Thursday, February 19, 2009

Recovering the Yiddish Cha-Cha

I'm currently reading Matt Temkin's fabulous masters thesis, "American Yiddish Instrumental Fusion Music in the 1950s and 1960s." In the thesis, Temkin takes on the much maligned (then and now) period of Jewish American music between WWII, after the heyday of Yiddish theater music, big synagogue Chazzanut, imported old-world klezmer and it's off-shoot Yiddish swing, to the 1970's with the advent of the klezmer revival and the rise of Jewish folk liturgical music, including Debbie Friedman in the Reform community and Reb Shlomo Carlebach in the Chassidic). What filled that 30 year void? According to Temkin, it's fusion - Yiddish with Cuban dance rhythms, klezmer with jazz, which he describes as "serious art and important landmarks of the 20th century cultural fluidity." Temkin explores this period through detailed analyses of five representative albums, Sammy Musiker & Dave Tarras; Tanz!, Mickey Katz; Mickey Katz Plays Music for Weddings, Bar Mitzvahs and Brisses, Irving Fields; Bagels and Bongos, Terry Gibbs; Jewish Melodies in Jazztime, and Shelly Manne; My Son The Jazz Drummer!

While it lacks the visual appeal of Roger Bennett and Josh Kun's "And You Shall Know Us by the Trail of Our Vinyl: The Jewish Past as Told by the Records We Have Loved and Lost," it may well be the better read. Temkin is a good writer, with a gentle even prose style that compensates for the academic orientation of the thesis. Tune out the foot-notes and squint through chapter titles like "New Fusions of Yiddish and American Musical Forms, 1945-1970" and you'll find passages such as
"Today the counter-culture has turned into the old guard and one of the standard-bearers of the community. We know them as the Hasidim. While they are still concerned with the separation of the holy and profane, they understand the impact that music can have on people, and were willing to bring instrumental (and vocal) music into their community as long as it was used for holy purposes.[20]

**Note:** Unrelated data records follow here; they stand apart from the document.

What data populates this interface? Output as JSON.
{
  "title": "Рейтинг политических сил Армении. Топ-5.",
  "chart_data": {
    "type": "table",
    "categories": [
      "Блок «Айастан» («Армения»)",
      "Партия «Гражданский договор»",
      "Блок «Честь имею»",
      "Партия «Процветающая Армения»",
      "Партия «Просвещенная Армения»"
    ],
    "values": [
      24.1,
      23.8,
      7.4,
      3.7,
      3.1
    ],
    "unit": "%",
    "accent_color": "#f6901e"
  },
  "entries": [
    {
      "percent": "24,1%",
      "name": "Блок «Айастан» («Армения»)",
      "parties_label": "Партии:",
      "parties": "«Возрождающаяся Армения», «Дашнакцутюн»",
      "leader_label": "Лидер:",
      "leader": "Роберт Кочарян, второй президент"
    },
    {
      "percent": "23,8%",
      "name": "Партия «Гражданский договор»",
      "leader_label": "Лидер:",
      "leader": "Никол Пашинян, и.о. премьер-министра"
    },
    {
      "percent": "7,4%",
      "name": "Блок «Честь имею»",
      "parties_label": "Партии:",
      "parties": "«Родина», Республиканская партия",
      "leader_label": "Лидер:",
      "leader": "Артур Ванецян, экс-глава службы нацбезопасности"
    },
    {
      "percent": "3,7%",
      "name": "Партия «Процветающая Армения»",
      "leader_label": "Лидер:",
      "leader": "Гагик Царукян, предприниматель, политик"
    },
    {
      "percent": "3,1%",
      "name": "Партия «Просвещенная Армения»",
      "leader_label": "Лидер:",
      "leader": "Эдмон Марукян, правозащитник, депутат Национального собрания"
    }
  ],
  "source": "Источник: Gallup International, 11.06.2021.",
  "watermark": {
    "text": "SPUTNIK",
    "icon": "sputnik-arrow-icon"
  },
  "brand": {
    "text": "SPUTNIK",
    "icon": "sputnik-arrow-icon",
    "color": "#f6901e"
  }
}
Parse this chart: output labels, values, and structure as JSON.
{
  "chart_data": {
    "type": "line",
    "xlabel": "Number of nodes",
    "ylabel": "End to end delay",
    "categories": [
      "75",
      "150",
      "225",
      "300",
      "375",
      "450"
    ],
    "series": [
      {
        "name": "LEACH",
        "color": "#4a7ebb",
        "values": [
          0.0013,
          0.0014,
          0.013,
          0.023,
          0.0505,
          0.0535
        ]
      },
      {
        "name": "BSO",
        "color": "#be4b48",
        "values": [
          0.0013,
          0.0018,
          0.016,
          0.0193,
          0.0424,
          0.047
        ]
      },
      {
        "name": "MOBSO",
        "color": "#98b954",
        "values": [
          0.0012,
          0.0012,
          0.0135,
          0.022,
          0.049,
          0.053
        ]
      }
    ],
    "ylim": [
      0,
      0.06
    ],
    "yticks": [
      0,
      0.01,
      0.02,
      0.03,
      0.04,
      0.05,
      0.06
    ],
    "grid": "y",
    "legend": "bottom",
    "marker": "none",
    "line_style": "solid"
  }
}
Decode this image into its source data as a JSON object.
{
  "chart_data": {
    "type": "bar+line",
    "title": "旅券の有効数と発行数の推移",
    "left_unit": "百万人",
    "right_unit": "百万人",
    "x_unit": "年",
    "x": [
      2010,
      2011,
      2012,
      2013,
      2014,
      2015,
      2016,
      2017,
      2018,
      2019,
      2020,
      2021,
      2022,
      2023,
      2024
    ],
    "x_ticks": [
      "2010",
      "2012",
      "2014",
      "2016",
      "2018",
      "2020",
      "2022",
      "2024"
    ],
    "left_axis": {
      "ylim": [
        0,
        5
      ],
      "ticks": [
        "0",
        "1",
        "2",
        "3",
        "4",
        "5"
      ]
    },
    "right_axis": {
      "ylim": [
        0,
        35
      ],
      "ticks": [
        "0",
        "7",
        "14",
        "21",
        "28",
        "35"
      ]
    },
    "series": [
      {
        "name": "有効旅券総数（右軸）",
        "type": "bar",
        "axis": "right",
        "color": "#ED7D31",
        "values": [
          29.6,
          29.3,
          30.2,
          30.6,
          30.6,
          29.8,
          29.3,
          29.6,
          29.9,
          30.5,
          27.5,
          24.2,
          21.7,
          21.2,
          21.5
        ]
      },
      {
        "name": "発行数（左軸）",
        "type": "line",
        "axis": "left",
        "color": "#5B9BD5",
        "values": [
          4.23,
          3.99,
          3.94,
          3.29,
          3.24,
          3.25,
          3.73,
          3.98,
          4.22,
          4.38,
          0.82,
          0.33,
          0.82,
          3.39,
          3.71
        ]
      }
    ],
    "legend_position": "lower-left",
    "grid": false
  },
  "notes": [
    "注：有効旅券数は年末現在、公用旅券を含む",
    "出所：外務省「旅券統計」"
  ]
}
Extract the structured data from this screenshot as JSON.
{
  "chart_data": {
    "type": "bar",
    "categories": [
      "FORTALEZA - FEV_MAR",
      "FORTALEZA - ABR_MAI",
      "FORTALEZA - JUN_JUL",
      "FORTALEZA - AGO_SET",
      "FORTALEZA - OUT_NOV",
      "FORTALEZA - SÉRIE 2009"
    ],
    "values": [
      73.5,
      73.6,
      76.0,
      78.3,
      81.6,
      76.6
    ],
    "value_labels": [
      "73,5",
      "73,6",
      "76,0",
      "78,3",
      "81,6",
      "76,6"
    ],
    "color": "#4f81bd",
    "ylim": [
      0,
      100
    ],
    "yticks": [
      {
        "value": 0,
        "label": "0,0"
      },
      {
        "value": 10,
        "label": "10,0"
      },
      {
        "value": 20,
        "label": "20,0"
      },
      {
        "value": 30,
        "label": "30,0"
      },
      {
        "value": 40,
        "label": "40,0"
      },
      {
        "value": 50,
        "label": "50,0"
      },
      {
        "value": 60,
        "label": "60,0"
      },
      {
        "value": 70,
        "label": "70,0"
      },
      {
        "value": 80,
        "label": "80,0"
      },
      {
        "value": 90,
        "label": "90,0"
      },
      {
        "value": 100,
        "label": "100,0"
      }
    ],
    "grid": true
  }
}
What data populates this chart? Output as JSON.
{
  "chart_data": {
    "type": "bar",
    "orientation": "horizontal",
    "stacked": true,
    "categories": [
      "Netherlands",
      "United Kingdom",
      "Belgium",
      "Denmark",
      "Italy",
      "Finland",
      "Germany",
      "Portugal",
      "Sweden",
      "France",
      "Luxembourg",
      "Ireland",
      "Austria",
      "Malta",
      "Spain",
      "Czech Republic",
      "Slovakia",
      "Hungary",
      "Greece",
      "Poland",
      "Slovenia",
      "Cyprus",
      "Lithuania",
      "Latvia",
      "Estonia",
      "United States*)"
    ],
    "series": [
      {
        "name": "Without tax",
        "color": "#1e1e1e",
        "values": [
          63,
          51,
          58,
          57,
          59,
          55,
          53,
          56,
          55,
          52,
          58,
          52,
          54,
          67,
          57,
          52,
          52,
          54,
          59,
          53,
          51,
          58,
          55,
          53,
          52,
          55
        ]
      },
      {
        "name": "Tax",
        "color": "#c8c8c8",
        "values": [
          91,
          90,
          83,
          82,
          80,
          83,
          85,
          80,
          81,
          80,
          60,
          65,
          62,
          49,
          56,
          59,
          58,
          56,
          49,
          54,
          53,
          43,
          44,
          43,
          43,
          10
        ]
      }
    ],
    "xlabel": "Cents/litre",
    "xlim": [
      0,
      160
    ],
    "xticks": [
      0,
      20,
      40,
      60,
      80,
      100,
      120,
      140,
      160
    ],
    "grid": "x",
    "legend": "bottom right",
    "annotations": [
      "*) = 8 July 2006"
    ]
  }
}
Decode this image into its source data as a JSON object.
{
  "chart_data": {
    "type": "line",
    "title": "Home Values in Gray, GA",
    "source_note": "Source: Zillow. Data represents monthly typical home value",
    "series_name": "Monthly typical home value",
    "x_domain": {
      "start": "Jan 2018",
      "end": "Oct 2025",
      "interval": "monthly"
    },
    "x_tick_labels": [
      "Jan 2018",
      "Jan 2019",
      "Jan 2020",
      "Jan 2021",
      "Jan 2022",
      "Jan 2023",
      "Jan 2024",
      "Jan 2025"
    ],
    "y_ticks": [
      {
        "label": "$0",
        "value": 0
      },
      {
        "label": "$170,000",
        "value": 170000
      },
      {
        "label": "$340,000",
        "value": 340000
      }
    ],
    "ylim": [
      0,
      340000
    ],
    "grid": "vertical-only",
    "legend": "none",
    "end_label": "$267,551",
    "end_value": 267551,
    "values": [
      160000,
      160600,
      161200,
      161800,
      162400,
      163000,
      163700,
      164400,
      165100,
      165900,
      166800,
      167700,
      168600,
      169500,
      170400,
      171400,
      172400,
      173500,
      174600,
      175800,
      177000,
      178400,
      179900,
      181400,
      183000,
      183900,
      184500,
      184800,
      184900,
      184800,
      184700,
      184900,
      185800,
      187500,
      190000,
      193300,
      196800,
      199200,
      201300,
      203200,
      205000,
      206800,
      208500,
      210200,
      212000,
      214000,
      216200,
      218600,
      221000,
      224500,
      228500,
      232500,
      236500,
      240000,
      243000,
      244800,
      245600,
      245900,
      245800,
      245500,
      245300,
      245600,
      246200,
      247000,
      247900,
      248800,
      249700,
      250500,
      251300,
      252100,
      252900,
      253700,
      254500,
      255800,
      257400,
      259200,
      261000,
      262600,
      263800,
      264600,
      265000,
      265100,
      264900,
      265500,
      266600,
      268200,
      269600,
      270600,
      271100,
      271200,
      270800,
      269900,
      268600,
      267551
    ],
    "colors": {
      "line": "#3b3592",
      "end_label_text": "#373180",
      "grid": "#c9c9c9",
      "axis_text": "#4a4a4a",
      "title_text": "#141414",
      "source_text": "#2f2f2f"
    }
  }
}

Silence is Better than Speech

But Song is Better than Silence

—Hasidic Saying[21]"

and
"Irving Fields could play every style and tune that the consumer wanted. The Latin music was just the ritornello of his ventures that is remembered. Bagels and Bongos came out of a idea Fields had while working in Boston, and a couple different versions of the story are told. In one version, after hearing a Jewish radio program on the air the day before, he tells his drummer to play a rumba, and over this he played “Raisins and Almonds.”[2] It worked: the Jewish tam (feeling) was still there and at the same time it was danceable. The second story is that someone in the audience starting dancing a rumba to a Jewish tune that Fields was playing as a fox trot.[3] Fields changed the tune to a rumba and more people got up and danced."
All in all, it's one of the best histories of American Jewish music I've read, with a focus on secular instrumental music. And it echos a point made by other cultural historians who note that while we remember the cultural peaks of our societies for their heights, it's the chaotic periods between the great peaks where the real adventures take place. Like the adventures we're having right now in Jewish music. The heights of the klezmer revival have been reached, the folk liturgical vein has been well mined, the Orthodox shiny shoe simcha music territory has been well mapped. And what's happening...an explosion in fusion forms - Jewish hip-hop, reggae, rock, punk, ambient, heavy-metal, chamber music. All what Temkin describes as "co-territorial" (in the same geographic territory) fusions. What will be the great heights that come out of this burst of creativity...don't know. But it'll be fun to listen to.

2 comments:

Anonymous said...

the trail of our vinyl book by kun and bennet is one of the most intelligent jewish books i have come across.

Jack said...

I'm glad you feel that way. I have mixed feelings about it. I've only read through about the first half so far but was more inspired by the breadth of their collection than the depth of their thought. I'm going to hold any more comment until I finish reading it.